Anyone who has listened to Ray Dalio recently (or read anything he’s written over the past two years) will note the similarities. Although I’m sure he wouldn’t admit it, Jamie Dimon has conveyed the same message as Rep. Omar, only using starkly different terminology.
The likes of Dalio and Dimon are acutely aware of the extent to which the setup as it currently exists is teetering precariously on the brink. The pandemic may or may not have been the proverbial shove over the cliff, but if it wasn’t, something else will come along eventually. At that point, those who see the system as irredeemable will take to the streets again, only next time, they won’t stop (and they really haven’t stopped this time).
“At the moment there is [a] sharp contrast between the economic data and stock price levels on the Bloomberg screens and the images and discussions on TV”, Rabobank’s Marey went on to say this week, adding that “both types of protests we mentioned, against COVID-19 measures and against racism, reflect a lack of trust in US institutions that predates the outbreak of the virus”.
Trust in the federal government has been falling for decades in the US, and there is no reason to believe the trend will improve.
“In terms of economics, institutions are not working for Americans, unless you are one of the 1%”, Rabobank said flatly.
On top of all this, polarization in the country has reached extreme levels in recent years. This is showing up in attitudes about the virus, a subject around which there should be broad consensus considering it is not, at heart, a political issue. It is a fight against a biological threat that does not care about party affiliation, even as it does discriminate based on ethnicity due in part to societal trends which have made minority groups more susceptible to infection.
Needless to say, a polarized nation is not conducive to institutional legitimacy. “In a polarized society, trust in institutions is likely to be vulnerable”, Rabobank’s Marey remarked, towards the end of the note cited above.
His conclusion is similar to that I came to earlier this month and on multiple occasions previous. “No matter who wins the election, the turbulence in US politics and society is not likely to pass”, he warned. “In fact, what we are seeing now may be only the beginning”.
In a sign of the times, Goldman reported blockbuster earnings on Wednesday that were so good, it gave some observers pause.
Octavio Marenzi, CEO of capital markets consultancy Opimas, called the bank’s results “too good – almost indecent”.
We seem to assume that a populist reaction will come from the left.

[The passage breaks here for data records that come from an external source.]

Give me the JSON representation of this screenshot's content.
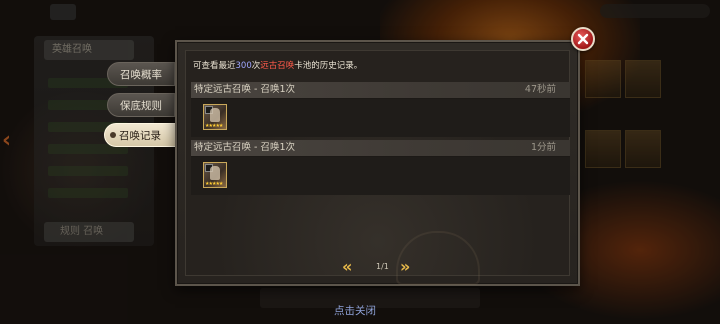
{
  "background": {
    "left_panel_title": "英雄召唤",
    "left_panel_button": "规则 召唤"
  },
  "tabs": [
    {
      "label": "召唤概率",
      "active": false
    },
    {
      "label": "保底规则",
      "active": false
    },
    {
      "label": "召唤记录",
      "active": true
    }
  ],
  "popup": {
    "notice": {
      "prefix": "可查看最近",
      "count": "300",
      "middle": "次",
      "pool": "远古召唤",
      "suffix": "卡池的历史记录。"
    },
    "records": [
      {
        "title": "特定远古召唤 - 召唤1次",
        "time": "47秒前",
        "hero_icon": "hero-portrait-icon",
        "stars": "★★★★★"
      },
      {
        "title": "特定远古召唤 - 召唤1次",
        "time": "1分前",
        "hero_icon": "hero-portrait-icon",
        "stars": "★★★★★"
      }
    ],
    "pager": {
      "prev": "«",
      "page": "1/1",
      "next": "»"
    }
  },
  "close_icon": "close-x-icon",
  "click_to_close": "点击关闭",
  "colors": {
    "highlight_count": "#9fa7ff",
    "highlight_pool": "#ff5a4a",
    "pager_arrow": "#e7b94a",
    "close_red": "#c02020"
  }
}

But in the US we have a long, proud history of right wing populism.
It was not so long ago that The Rev. Charles E. Coughlin ruled the radio waves, showing the way for Rush Limbaugh and his ilk.

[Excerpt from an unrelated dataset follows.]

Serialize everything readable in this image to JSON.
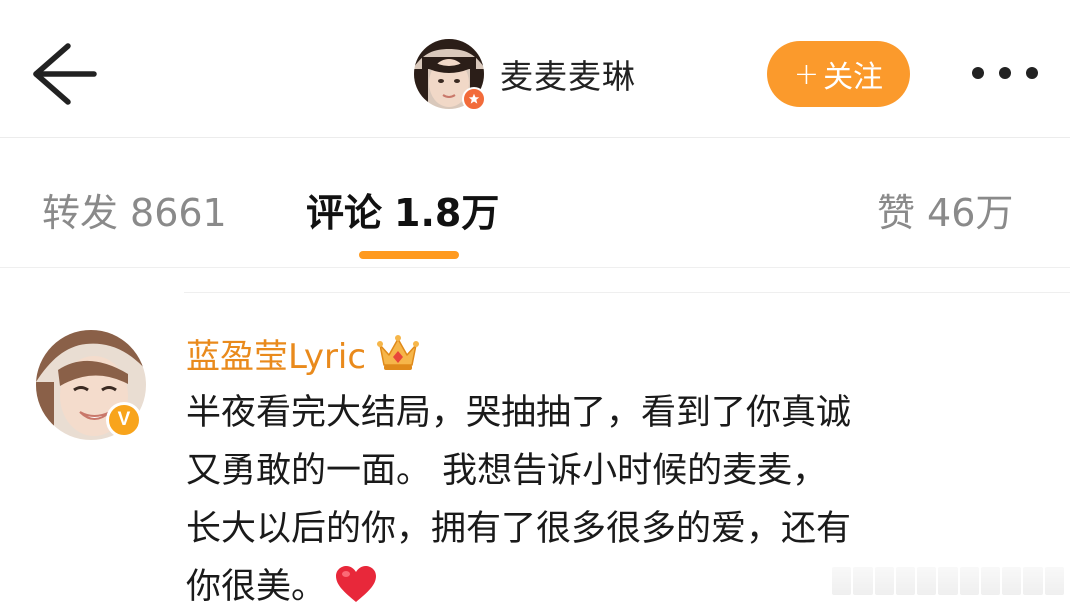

My father once spoke of socialist presidential candidate Norman Thomas coming to his economically devastated mill town in the depths of the recession. The local priests exhorted the impoverished immigrant faithful to pelt the man with eggs when he arrived.
I long believed that, thanks to the weighting given to southern and rural voters, the US was more likely to rally around a right-wing demagogue than a socialist. Like George Wallace, for instance. However the popularity of Bernie Sanders did call that into question.

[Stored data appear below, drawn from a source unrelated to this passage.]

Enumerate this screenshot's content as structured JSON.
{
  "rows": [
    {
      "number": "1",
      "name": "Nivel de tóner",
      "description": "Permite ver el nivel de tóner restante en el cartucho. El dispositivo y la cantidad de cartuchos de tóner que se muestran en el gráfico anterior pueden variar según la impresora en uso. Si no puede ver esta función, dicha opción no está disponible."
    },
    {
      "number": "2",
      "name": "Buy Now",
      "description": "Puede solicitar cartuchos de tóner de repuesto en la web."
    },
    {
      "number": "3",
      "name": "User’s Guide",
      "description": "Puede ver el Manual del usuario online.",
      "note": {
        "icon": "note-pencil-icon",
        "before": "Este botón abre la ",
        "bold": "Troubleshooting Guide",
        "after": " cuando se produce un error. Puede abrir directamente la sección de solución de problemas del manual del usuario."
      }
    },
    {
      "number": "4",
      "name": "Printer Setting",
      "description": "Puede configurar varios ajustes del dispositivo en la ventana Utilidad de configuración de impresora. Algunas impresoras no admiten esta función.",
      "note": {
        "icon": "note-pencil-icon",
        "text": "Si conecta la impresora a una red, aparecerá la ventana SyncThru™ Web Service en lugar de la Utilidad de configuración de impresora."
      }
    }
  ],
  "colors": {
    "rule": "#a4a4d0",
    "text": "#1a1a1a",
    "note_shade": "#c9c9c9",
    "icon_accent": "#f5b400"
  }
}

H-Man, Congrats on dusting off that degree in political science and focusing on those issues. It maybe time to resurrect your teaching career on the island at the JC. You would enjoy that while diving on business issues.
Honestly, “indecent” might become my favorite word to describe most of what I witness in our political landscape and markets these days. Talking of indecent, it is also an apt description for GS’s price action today after their quarter for the ages.